I catch a new error or awkwardness on nearly every pass. I know a book is ready to go to the printer when I only find five or ten corrections out of 200 pages. (Left to my own devices, I would continue reading most of our books, tweaking little oddments here and there, ad infinitum, and no books would ever be published, and everyone would probably be very unhappy. It's just as well I'm not left to my own devices, I suppose...)
This all may sound like dull work -- carefully reading the same book again and again, scrutinizing the same words and pictures over and over -- but that's one of the benefits of publishing really good books. Each new reading is a new pleasure.

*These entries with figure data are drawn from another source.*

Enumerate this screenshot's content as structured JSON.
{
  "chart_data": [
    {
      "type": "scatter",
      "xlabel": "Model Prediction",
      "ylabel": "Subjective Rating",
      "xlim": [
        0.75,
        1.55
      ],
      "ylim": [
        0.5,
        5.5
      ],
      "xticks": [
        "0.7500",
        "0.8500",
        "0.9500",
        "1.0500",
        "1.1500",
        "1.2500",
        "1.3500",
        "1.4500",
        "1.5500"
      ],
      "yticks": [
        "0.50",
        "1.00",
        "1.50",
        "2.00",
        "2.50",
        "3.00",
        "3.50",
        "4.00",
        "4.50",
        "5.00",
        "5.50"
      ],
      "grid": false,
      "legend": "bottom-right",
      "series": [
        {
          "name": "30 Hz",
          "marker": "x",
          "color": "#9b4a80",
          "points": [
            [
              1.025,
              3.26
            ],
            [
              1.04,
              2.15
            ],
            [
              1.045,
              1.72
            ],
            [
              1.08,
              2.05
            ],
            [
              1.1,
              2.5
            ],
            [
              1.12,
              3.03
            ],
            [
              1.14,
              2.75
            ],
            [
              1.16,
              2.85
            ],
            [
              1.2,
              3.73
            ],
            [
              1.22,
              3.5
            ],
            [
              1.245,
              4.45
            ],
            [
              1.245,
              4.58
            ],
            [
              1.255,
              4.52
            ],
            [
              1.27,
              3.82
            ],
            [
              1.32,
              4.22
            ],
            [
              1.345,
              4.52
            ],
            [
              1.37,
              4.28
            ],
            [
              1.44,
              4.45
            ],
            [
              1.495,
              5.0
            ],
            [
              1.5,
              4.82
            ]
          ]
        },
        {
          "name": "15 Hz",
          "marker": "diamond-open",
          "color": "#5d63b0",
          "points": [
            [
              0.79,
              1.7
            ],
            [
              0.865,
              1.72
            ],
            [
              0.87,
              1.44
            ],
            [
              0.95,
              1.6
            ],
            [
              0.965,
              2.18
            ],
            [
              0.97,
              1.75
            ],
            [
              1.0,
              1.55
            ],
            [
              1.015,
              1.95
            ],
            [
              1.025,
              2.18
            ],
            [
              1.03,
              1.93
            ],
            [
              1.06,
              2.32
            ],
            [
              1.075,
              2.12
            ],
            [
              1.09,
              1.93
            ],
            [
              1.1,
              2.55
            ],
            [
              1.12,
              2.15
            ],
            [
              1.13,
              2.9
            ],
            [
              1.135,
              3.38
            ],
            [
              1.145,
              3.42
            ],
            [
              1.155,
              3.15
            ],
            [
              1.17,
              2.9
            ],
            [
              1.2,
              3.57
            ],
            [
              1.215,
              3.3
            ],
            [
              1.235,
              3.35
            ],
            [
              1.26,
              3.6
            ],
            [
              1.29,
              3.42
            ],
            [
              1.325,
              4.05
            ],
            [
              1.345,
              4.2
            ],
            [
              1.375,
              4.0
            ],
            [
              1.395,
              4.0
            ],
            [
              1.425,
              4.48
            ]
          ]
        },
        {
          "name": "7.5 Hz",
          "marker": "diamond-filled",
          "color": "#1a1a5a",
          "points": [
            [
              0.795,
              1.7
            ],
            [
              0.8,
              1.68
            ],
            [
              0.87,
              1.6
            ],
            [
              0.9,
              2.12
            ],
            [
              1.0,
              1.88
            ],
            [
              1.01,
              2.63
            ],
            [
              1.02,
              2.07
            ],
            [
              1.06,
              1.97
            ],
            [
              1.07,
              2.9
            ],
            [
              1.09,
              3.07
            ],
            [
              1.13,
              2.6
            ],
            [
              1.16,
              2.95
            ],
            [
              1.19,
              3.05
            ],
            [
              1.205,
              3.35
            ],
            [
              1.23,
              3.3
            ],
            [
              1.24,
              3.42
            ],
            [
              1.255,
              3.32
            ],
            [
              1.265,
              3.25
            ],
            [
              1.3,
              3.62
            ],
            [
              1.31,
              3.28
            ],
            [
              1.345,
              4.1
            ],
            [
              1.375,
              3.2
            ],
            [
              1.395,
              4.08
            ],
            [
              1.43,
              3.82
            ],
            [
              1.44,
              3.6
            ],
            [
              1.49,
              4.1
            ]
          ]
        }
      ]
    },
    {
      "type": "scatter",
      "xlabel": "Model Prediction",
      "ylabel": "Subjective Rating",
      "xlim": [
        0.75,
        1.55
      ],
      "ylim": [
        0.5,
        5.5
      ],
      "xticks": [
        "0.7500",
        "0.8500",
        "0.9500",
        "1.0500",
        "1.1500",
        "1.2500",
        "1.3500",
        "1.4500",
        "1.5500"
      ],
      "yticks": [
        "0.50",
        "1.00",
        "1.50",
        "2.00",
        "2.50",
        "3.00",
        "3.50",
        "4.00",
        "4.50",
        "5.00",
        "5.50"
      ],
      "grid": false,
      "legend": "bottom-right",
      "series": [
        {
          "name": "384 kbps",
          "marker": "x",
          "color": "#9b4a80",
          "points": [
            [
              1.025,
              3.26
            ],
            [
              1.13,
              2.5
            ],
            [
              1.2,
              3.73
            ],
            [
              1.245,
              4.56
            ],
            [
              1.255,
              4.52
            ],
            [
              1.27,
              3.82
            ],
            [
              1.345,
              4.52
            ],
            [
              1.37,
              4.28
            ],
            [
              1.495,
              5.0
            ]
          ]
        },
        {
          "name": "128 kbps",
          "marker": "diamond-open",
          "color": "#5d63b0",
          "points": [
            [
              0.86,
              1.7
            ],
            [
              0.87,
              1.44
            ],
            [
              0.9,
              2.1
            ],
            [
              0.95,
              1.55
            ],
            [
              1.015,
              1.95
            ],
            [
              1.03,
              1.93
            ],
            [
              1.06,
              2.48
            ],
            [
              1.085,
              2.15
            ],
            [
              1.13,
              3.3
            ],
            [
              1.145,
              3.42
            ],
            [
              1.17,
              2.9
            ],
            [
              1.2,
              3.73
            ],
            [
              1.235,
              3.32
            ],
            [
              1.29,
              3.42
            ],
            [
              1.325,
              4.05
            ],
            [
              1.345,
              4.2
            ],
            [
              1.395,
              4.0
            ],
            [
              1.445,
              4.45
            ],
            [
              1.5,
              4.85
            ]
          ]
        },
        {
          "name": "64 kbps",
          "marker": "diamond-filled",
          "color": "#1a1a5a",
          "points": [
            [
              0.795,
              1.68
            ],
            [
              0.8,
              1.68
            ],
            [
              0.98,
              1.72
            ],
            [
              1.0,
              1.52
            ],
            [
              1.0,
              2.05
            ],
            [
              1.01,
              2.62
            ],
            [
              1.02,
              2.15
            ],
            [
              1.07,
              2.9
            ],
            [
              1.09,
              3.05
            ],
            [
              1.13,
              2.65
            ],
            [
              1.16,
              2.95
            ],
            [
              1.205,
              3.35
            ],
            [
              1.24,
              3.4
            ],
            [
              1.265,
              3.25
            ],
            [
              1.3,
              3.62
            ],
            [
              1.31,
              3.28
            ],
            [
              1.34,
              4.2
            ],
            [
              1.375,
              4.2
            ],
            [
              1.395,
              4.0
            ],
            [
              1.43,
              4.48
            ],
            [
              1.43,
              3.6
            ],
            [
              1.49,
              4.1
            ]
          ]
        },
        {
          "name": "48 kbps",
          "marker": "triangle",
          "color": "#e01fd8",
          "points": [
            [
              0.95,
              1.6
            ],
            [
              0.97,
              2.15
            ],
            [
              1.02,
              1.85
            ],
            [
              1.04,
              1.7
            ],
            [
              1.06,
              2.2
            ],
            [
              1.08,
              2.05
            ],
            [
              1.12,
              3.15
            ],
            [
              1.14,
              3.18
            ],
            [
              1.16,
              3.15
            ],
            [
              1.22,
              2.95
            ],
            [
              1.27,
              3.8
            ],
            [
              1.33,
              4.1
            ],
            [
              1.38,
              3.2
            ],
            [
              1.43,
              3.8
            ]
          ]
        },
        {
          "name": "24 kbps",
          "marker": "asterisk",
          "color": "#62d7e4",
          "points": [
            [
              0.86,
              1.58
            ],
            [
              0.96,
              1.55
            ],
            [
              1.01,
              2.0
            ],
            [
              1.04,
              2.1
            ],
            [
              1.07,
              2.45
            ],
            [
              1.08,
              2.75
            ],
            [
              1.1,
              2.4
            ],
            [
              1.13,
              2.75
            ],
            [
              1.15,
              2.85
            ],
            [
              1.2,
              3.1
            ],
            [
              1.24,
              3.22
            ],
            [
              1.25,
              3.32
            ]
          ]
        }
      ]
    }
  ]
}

As a child, I re-read my favorite books obsessively, losing myself in those familiar worlds again and again. But now, when I re-read a book I'm editing, I can't let myself get lost in the story -- because that would distract me from what I'm actually supposed to be doing. I have to consciously note every line of art, every pane of color, every folio, every panel, every gutter, every word, every letter, every balloon, well, you get the idea. It's a kind of reading so technical and draining that you'd expect it to be a fairly joyless experience.
But it isn't. Instead, with a really great book, a close line-edit can be incredibly fun. Look at how beautifully this line is lettered! Look at that sweet coloring job on that background character (is his belt the same color as it was last panel?)! What a great choice of words, here. What a nice transition between pages. Every technical choice made by an author/artist comes under the microscope, and when those choices are good--no, great--no, brilliant!, well, a line-edit can yield as much appreciation of great art as an immersive, uncritical read.
It's an underrated pleasure, perhaps because it only really works when the book in question is truly a strong enough work to stand up to that kind of close attention. Which is why I'm personally grateful on a daily basis that First Second creators are so very, very good at what they do. They make my job -- not easy -- but fun.